Natürlich gibt es den menschlichen
Drang zu Sicherheit. Wir Menschen fühlen uns wohler, wenn das Leben
planbar erscheint und wir das Gefühl haben, die Dinge im Griff zu
haben. Das ist auch ein Irrweg der Wirtschaftswissenschaft. Sie
erweckt den Eindruck, sie sei eine Naturwissenschaft, die alles
berechnen kann, und bekommt dafür vom Konsumenten ein positives
Feedback.
Verstehe ich Sie richtig, dass dieser
Eindruck täuscht?
Wirtschaftswissenschaft ist eine
Sozialwissenschaft, weil sie es mit Menschen zu tun hat. Außerdem
hat sie es mit sehr komplexen Abläufen. Niemand kann zum Beispiel
vorhersagen, wie die Ernte im nächsten Jahr ausfällt, obwohl dies
einen großen Einfluss auf die wirtschaftliche Situation eines
Landes hat. Niemand kann die amerikanische Wirtschaftspolitik im
nächsten Jahr vorhersagen.
Ist das Bedürfniss nach Sicherheit so
groß, dass es sich in Form von Ratingagenturen institutionalisiert
werden muss?
Es scheint so und manchmal habe ich das
Gefühl, dass uns die Agenturen Fondmanagern ein wenig das Denken
abnehmen. Dieses Modell strahlt viel Sicherheit aus, die sich oft als
Illusion erweist. In Deutschland setzt sich ein kultureller Strang
fort, der im 19. Jahrhundert seinen Anfang nahm. Diese abschätzige
Blick auf die angelsächsische Krämerseele und das perfide Albion
waren damals ein Allgemeinplatz. Dem setzte Wagner in seinem
Meistersingern den goldenen Boden des deutschen Handwerks entgegen.

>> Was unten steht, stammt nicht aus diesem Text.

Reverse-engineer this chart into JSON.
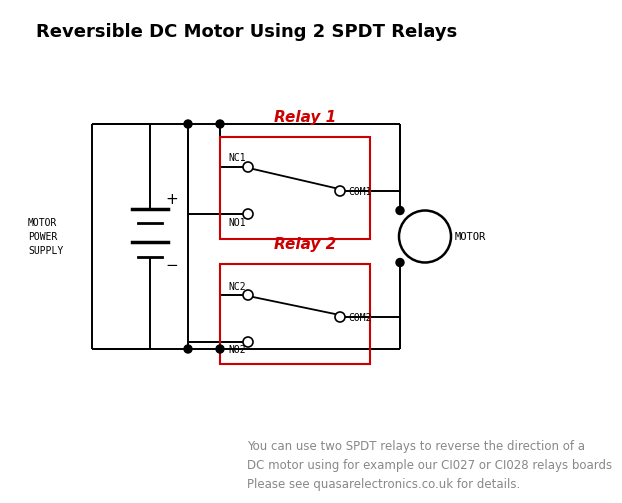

Heute lässt sich der Deutsch dreimal beraten und liest vier
Testberichte, wenn er für 100 Euro einen DVD-Player kaufen will.

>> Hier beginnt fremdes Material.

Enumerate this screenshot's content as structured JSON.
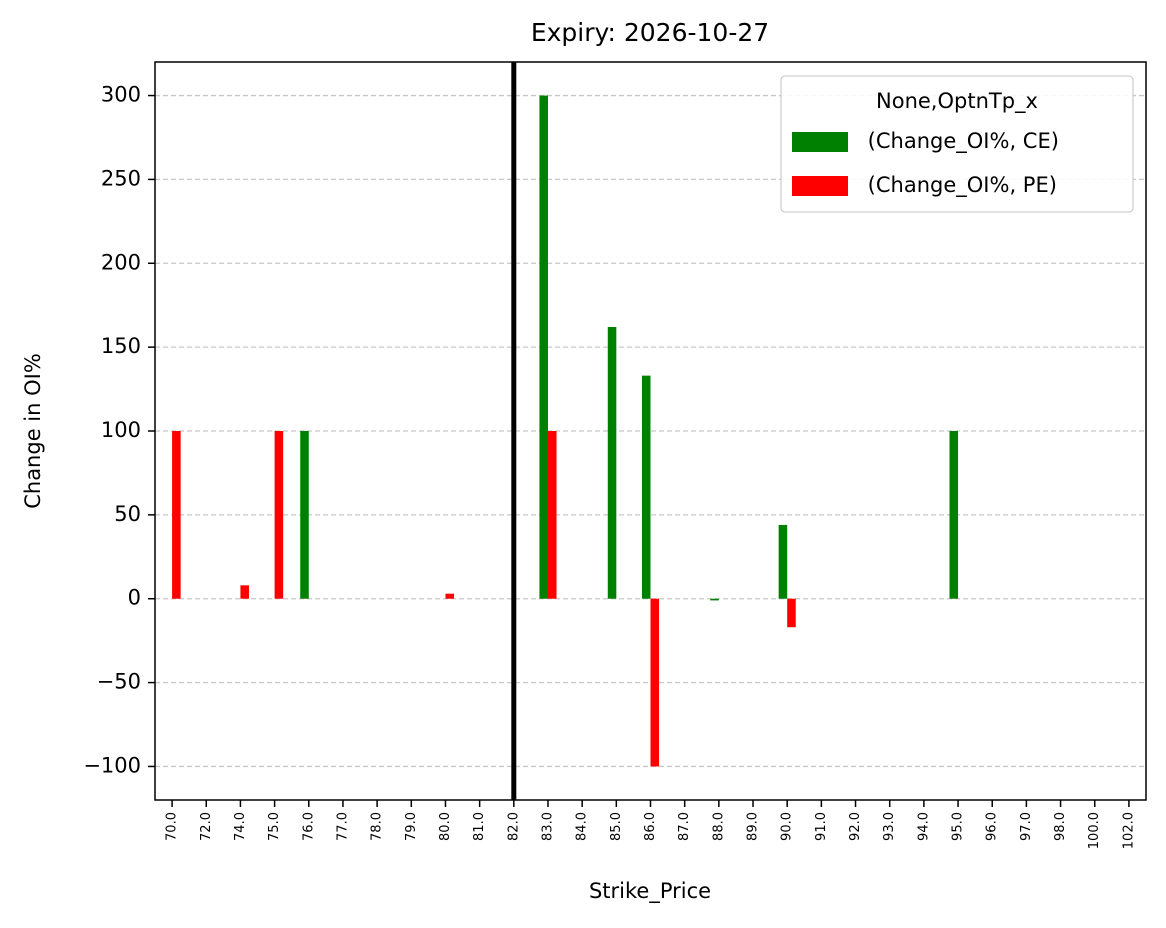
{
  "chart_data": {
    "type": "bar",
    "title": "Expiry: 2026-10-27",
    "x_label": "Strike_Price",
    "y_label": "Change in OI%",
    "categories": [
      "70.0",
      "72.0",
      "74.0",
      "75.0",
      "76.0",
      "77.0",
      "78.0",
      "79.0",
      "80.0",
      "81.0",
      "82.0",
      "83.0",
      "84.0",
      "85.0",
      "86.0",
      "87.0",
      "88.0",
      "89.0",
      "90.0",
      "91.0",
      "92.0",
      "93.0",
      "94.0",
      "95.0",
      "96.0",
      "97.0",
      "98.0",
      "100.0",
      "102.0"
    ],
    "series": [
      {
        "name": " (Change_OI%, CE)",
        "color": "#008000",
        "values": [
          0,
          0,
          0,
          0,
          100,
          0,
          0,
          0,
          0,
          0,
          0,
          300,
          0,
          162,
          133,
          0,
          -1,
          0,
          44,
          0,
          0,
          0,
          0,
          100,
          0,
          0,
          0,
          0,
          0
        ]
      },
      {
        "name": " (Change_OI%, PE)",
        "color": "#ff0000",
        "values": [
          100,
          0,
          8,
          100,
          0,
          0,
          0,
          0,
          3,
          0,
          0,
          100,
          0,
          0,
          -100,
          0,
          0,
          0,
          -17,
          0,
          0,
          0,
          0,
          0,
          0,
          0,
          0,
          0,
          0
        ]
      }
    ],
    "legend_title": "None,OptnTp_x",
    "legend": "upper right",
    "vline_category": "82.0",
    "ylim": [
      -120,
      320
    ],
    "yticks": [
      {
        "value": -100,
        "label": "−100"
      },
      {
        "value": -50,
        "label": "−50"
      },
      0,
      50,
      100,
      150,
      200,
      250,
      300
    ],
    "grid": true
  }
}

Aber auf die Regelung seiner Finanzen verwendet der Durchschnitt
nicht mehr als 15 Minuten in der Woche. Dann vertrauen viele Deutsche
ihr Geld Leuten an, die sich vorher besser anschauen sollten. Dies
Verhalten ist nicht einmal von der Bildung abhängig. Auch unter
deutschen Akademikern spricht man nicht über Geld.
Brauchen wir also mehr
Wirtschaftsunterricht in den Schulen?
Wirtschaftliche Grundbegriffe sollten
schon in der Schule behandelt werden. Viele Menschen kennen den
Unterschied zwischen einer Aktie und einer Anleihe gar nicht. Diese
Unkenntnis tut der Diskussion nicht gut. Ich denke, auch deswegen
derzeit so viel über den Euro diskutiert wird. Etwas mehr Aufklärung
täte hier Not.
In ihrem Buch äußern Sie sich
skeptisch über den Computerhandel. Fühlen Sie sich über den
Börsensturz der letzten Woche bestätigt?
In einer solchen Phase wie der jetzigen
wird jedes Gerücht geglaubt. Ausgelöst hat den Sturz ein Broker in
London, der auf eine Senkung der Bonitäts Deutschland spekuliert
hat. Natrlich ist das kriminell, aber solch ein Gerücht reicht, um
Abwärtsmechanismen in Gang zu setzen. Diese Automatismen
funktionieren aber auch, weil die Wiesel in uns in Panik geraten.
Dann kollabiert der Zeithorizont und es zählt nur noch das Morgen
und nicht mehr die langfristig Perspektive. Dann muss man als
Fondmanager auch gegen sich selbst skeptisch bleiben.
Warum hat mich keiner auf die Tippfehler hingewiesen? Wo wart ihr Klugsch....r, als ich euch brauchte?